For more complex queries it can be helpful to break them down into multiple parts. Subqueries are a natural way to do this.

Suppose I wanted to know, after collecting together the highest airport in each country, which one's name comes alphabetically first.

I might break this down by first collecting the highest airports and then _wrapping_ that query in a higher query that selects the name and country I want _from_ the result of that first query:

In [None]:
cursor.execute(
"""
SELECT MIN(name), country FROM
(SELECT name, code, country, MAX(CAST(altitude AS INT))
FROM airports
GROUP BY country)
"""
).fetchall()

## Goal 5: Using sql within pandas to filter

`.query()`

[query documentation](https://pandas.pydata.org/pandas-docs/stable/reference/api/pandas.DataFrame.query.html)

In [None]:
# Get data for an example
import pandas as pd
shelter_data=pd.read_csv('https://data.austintexas.gov/api/\
views/9t4d-g238/rows.csv?accessType=DOWNLOAD')
shelter_data.dtypes

In [None]:
shelter_data[shelter_data['Name'] == "Max"].head()

In [None]:
# With .query()

max_data = shelter_data.query('Name == "Max"')
max_data.head()

## Goal 6: Transfering from sqlite to pandas

`.read_sql()`

In [None]:
import pandas as pd
db_path = os.path.join(data_path,'flights.db')
conn = sqlite3.connect(db_path)
df = pd.read_sql("SELECT * FROM airports LIMIT 50", conn)
df.head()

**Exercise for later**: 
Convert one of the earlier queries in the lesson to a pandas data frame

In [None]:
!pip install pandasql

`pandasql` is a library that allows SQL-style querying of `pandas` DataFrames.

In [None]:
import pandasql

In [None]:
pandasql.sqldf("SELECT name, code FROM df LIMIT 10", globals())

## On Your Own

The [Chinook database](https://github.com/lerocha/chinook-database) is a sample database, representing a digital media store.

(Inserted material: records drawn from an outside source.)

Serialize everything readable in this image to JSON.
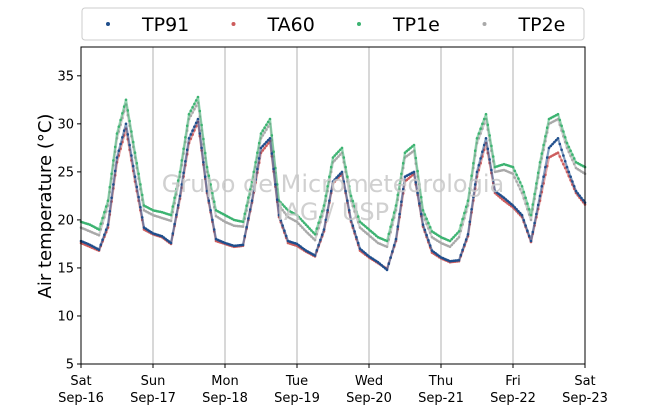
{
  "chart_data": {
    "type": "scatter",
    "title": "",
    "xlabel": "",
    "ylabel": "Air temperature (°C)",
    "ylim": [
      5,
      38
    ],
    "yticks": [
      5,
      10,
      15,
      20,
      25,
      30,
      35
    ],
    "xlim": [
      "2017-09-16",
      "2017-09-23"
    ],
    "xticks": [
      {
        "day": "Sat",
        "date": "Sep-16"
      },
      {
        "day": "Sun",
        "date": "Sep-17"
      },
      {
        "day": "Mon",
        "date": "Sep-18"
      },
      {
        "day": "Tue",
        "date": "Sep-19"
      },
      {
        "day": "Wed",
        "date": "Sep-20"
      },
      {
        "day": "Thu",
        "date": "Sep-21"
      },
      {
        "day": "Fri",
        "date": "Sep-22"
      },
      {
        "day": "Sat",
        "date": "Sep-23"
      }
    ],
    "grid": "vertical",
    "legend": "top",
    "watermark": [
      "Grupo de Micrometeorologia",
      "IAG / USP"
    ],
    "x_time": [
      "2017-09-16 00:00",
      "2017-09-16 03:00",
      "2017-09-16 06:00",
      "2017-09-16 09:00",
      "2017-09-16 12:00",
      "2017-09-16 15:00",
      "2017-09-16 18:00",
      "2017-09-16 21:00",
      "2017-09-17 00:00",
      "2017-09-17 03:00",
      "2017-09-17 06:00",
      "2017-09-17 09:00",
      "2017-09-17 12:00",
      "2017-09-17 15:00",
      "2017-09-17 18:00",
      "2017-09-17 21:00",
      "2017-09-18 00:00",
      "2017-09-18 03:00",
      "2017-09-18 06:00",
      "2017-09-18 09:00",
      "2017-09-18 12:00",
      "2017-09-18 15:00",
      "2017-09-18 18:00",
      "2017-09-18 21:00",
      "2017-09-19 00:00",
      "2017-09-19 03:00",
      "2017-09-19 06:00",
      "2017-09-19 09:00",
      "2017-09-19 12:00",
      "2017-09-19 15:00",
      "2017-09-19 18:00",
      "2017-09-19 21:00",
      "2017-09-20 00:00",
      "2017-09-20 03:00",
      "2017-09-20 06:00",
      "2017-09-20 09:00",
      "2017-09-20 12:00",
      "2017-09-20 15:00",
      "2017-09-20 18:00",
      "2017-09-20 21:00",
      "2017-09-21 00:00",
      "2017-09-21 03:00",
      "2017-09-21 06:00",
      "2017-09-21 09:00",
      "2017-09-21 12:00",
      "2017-09-21 15:00",
      "2017-09-21 18:00",
      "2017-09-21 21:00",
      "2017-09-22 00:00",
      "2017-09-22 03:00",
      "2017-09-22 06:00",
      "2017-09-22 09:00",
      "2017-09-22 12:00",
      "2017-09-22 15:00",
      "2017-09-22 18:00",
      "2017-09-22 21:00",
      "2017-09-23 00:00"
    ],
    "series": [
      {
        "name": "TP91",
        "color": "#1f4e8c",
        "values": [
          17.8,
          17.4,
          16.9,
          19.5,
          26.5,
          30.0,
          24.5,
          19.2,
          18.6,
          18.3,
          17.6,
          22.5,
          28.5,
          30.5,
          23.0,
          18.0,
          17.6,
          17.3,
          17.4,
          22.0,
          27.5,
          28.5,
          20.5,
          17.8,
          17.5,
          16.8,
          16.3,
          19.0,
          24.0,
          25.0,
          20.0,
          17.0,
          16.2,
          15.6,
          14.8,
          18.0,
          24.5,
          25.0,
          19.5,
          16.8,
          16.1,
          15.7,
          15.8,
          18.5,
          25.0,
          28.5,
          23.0,
          22.3,
          21.5,
          20.5,
          17.8,
          22.5,
          27.5,
          28.5,
          25.5,
          23.0,
          21.8
        ]
      },
      {
        "name": "TA60",
        "color": "#cd5c5c",
        "values": [
          17.6,
          17.2,
          16.8,
          19.2,
          26.0,
          29.5,
          24.0,
          19.0,
          18.5,
          18.2,
          17.5,
          22.2,
          28.0,
          30.2,
          22.8,
          17.8,
          17.5,
          17.2,
          17.3,
          21.8,
          27.0,
          28.2,
          20.3,
          17.6,
          17.3,
          16.7,
          16.2,
          18.8,
          23.8,
          24.8,
          19.8,
          16.8,
          16.1,
          15.5,
          14.9,
          17.8,
          24.0,
          24.8,
          19.3,
          16.6,
          16.0,
          15.6,
          15.7,
          18.3,
          24.5,
          28.0,
          22.8,
          22.0,
          21.3,
          20.3,
          17.7,
          22.0,
          26.5,
          27.0,
          25.0,
          22.8,
          21.6
        ]
      },
      {
        "name": "TP1e",
        "color": "#3cb371",
        "values": [
          19.8,
          19.5,
          19.0,
          22.0,
          29.0,
          32.5,
          27.0,
          21.5,
          21.0,
          20.8,
          20.5,
          25.0,
          31.0,
          32.8,
          25.5,
          21.0,
          20.5,
          20.0,
          19.8,
          24.0,
          29.0,
          30.5,
          22.0,
          21.0,
          20.5,
          19.5,
          18.5,
          21.5,
          26.5,
          27.5,
          22.5,
          19.8,
          19.0,
          18.2,
          17.8,
          21.5,
          27.0,
          27.8,
          21.0,
          18.8,
          18.2,
          17.8,
          18.8,
          22.0,
          28.5,
          31.0,
          25.5,
          25.8,
          25.5,
          23.5,
          20.5,
          26.0,
          30.5,
          31.0,
          28.0,
          26.0,
          25.5
        ]
      },
      {
        "name": "TP2e",
        "color": "#a9a9a9",
        "values": [
          19.2,
          18.8,
          18.4,
          21.5,
          28.5,
          32.0,
          26.5,
          21.0,
          20.5,
          20.2,
          19.9,
          24.5,
          30.5,
          32.2,
          25.0,
          20.4,
          19.8,
          19.4,
          19.3,
          23.5,
          28.5,
          30.0,
          21.5,
          20.3,
          19.8,
          18.8,
          17.9,
          21.0,
          26.0,
          27.0,
          22.0,
          19.2,
          18.4,
          17.6,
          17.2,
          21.0,
          26.5,
          27.2,
          20.5,
          18.2,
          17.6,
          17.2,
          18.2,
          21.5,
          28.0,
          30.5,
          25.0,
          25.2,
          24.8,
          22.8,
          20.0,
          25.5,
          30.0,
          30.5,
          27.5,
          25.4,
          24.8
        ]
      }
    ]
  }
}
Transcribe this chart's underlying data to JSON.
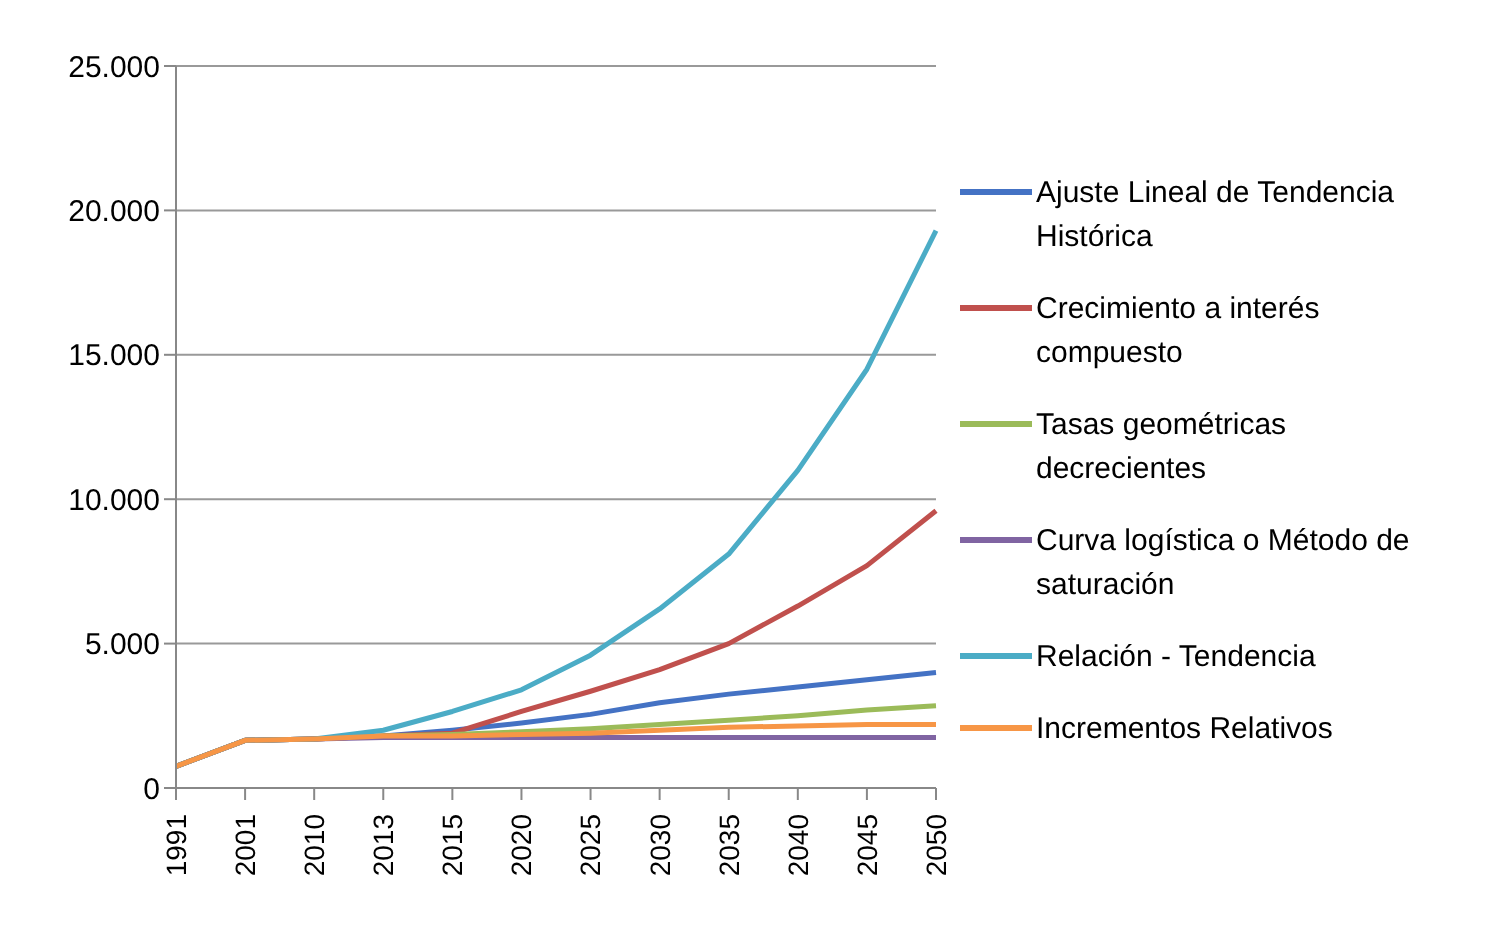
{
  "chart_data": {
    "type": "line",
    "categories": [
      "1991",
      "2001",
      "2010",
      "2013",
      "2015",
      "2020",
      "2025",
      "2030",
      "2035",
      "2040",
      "2045",
      "2050"
    ],
    "series": [
      {
        "name": "Ajuste Lineal de Tendencia Histórica",
        "color": "#4472c4",
        "values": [
          750,
          1650,
          1700,
          1800,
          2000,
          2250,
          2550,
          2950,
          3250,
          3500,
          3750,
          4000
        ]
      },
      {
        "name": "Crecimiento a interés compuesto",
        "color": "#c0504d",
        "values": [
          750,
          1650,
          1700,
          1800,
          1900,
          2650,
          3350,
          4100,
          5000,
          6300,
          7700,
          9600
        ]
      },
      {
        "name": "Tasas geométricas decrecientes",
        "color": "#9bbb59",
        "values": [
          750,
          1650,
          1700,
          1800,
          1850,
          1950,
          2050,
          2200,
          2350,
          2500,
          2700,
          2850
        ]
      },
      {
        "name": "Curva logística o Método de saturación",
        "color": "#8064a2",
        "values": [
          750,
          1650,
          1700,
          1750,
          1750,
          1750,
          1750,
          1750,
          1750,
          1750,
          1750,
          1750
        ]
      },
      {
        "name": "Relación - Tendencia",
        "color": "#4bacc6",
        "values": [
          750,
          1650,
          1700,
          2000,
          2650,
          3400,
          4600,
          6200,
          8100,
          11000,
          14500,
          19300
        ]
      },
      {
        "name": "Incrementos Relativos",
        "color": "#f79646",
        "values": [
          750,
          1650,
          1700,
          1800,
          1800,
          1850,
          1900,
          2000,
          2100,
          2150,
          2200,
          2200
        ]
      }
    ],
    "ylim": [
      0,
      25000
    ],
    "yticks": [
      {
        "value": 0,
        "label": "0"
      },
      {
        "value": 5000,
        "label": "5.000"
      },
      {
        "value": 10000,
        "label": "10.000"
      },
      {
        "value": 15000,
        "label": "15.000"
      },
      {
        "value": 20000,
        "label": "20.000"
      },
      {
        "value": 25000,
        "label": "25.000"
      }
    ],
    "grid": "y",
    "legend": "right",
    "marker": "none",
    "line_style": "solid"
  }
}
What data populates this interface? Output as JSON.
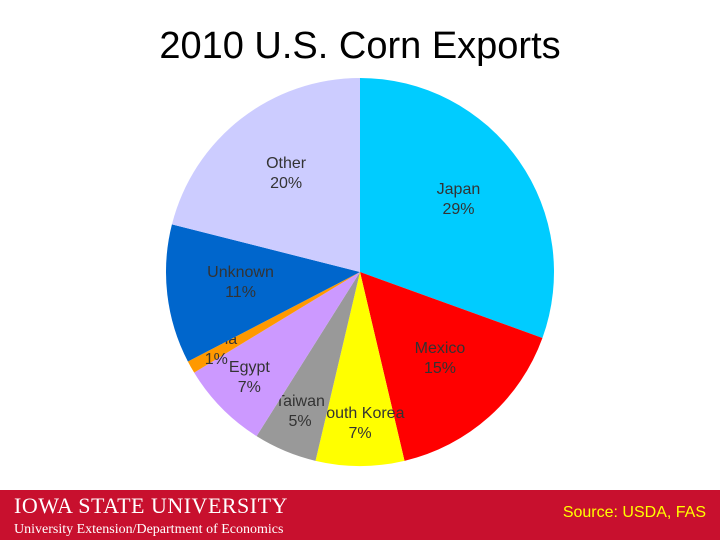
{
  "chart_data": {
    "type": "pie",
    "title": "2010 U.S. Corn Exports",
    "categories": [
      "Japan",
      "Mexico",
      "South Korea",
      "Taiwan",
      "Egypt",
      "China",
      "Unknown",
      "Other"
    ],
    "values": [
      29,
      15,
      7,
      5,
      7,
      1,
      11,
      20
    ],
    "value_labels": [
      "29%",
      "15%",
      "7%",
      "5%",
      "7%",
      "1%",
      "11%",
      "20%"
    ],
    "colors": [
      "#00ccff",
      "#ff0000",
      "#ffff00",
      "#999999",
      "#cc99ff",
      "#ff9900",
      "#0066cc",
      "#ccccff"
    ],
    "source": "Source: USDA, FAS"
  },
  "footer": {
    "logo": "IOWA STATE UNIVERSITY",
    "department": "University Extension/Department of Economics"
  }
}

You need to create a query that can rank tracks in term of popularity.

The name of the database is `Chinook_Sqlite.sqlite`

Database information:<br>
- How many tables are in the database?
- What's the primary key of each table?
- What foreign keys join the tables together?
- If you had to draw a schema of how the tables are connected, what would it look like?

To answer the question:<br>
- What are the max and min dates in the Invoice table?
- What tables would you need to answer "what is your most popular track?"
- What values from each table?

In [None]:
# Getting Started
db_path = os.path.join(data_path, 'Chinook_Sqlite.sqlite')
con = sqlite3.connect(db_path)

In [None]:
cursor2 = con.cursor()

In [None]:
cursor2.execute(
"""
SELECT tbl_name
FROM sqlite_master
WHERE type='table'
"""
)

In [None]:
cursor2.fetchall()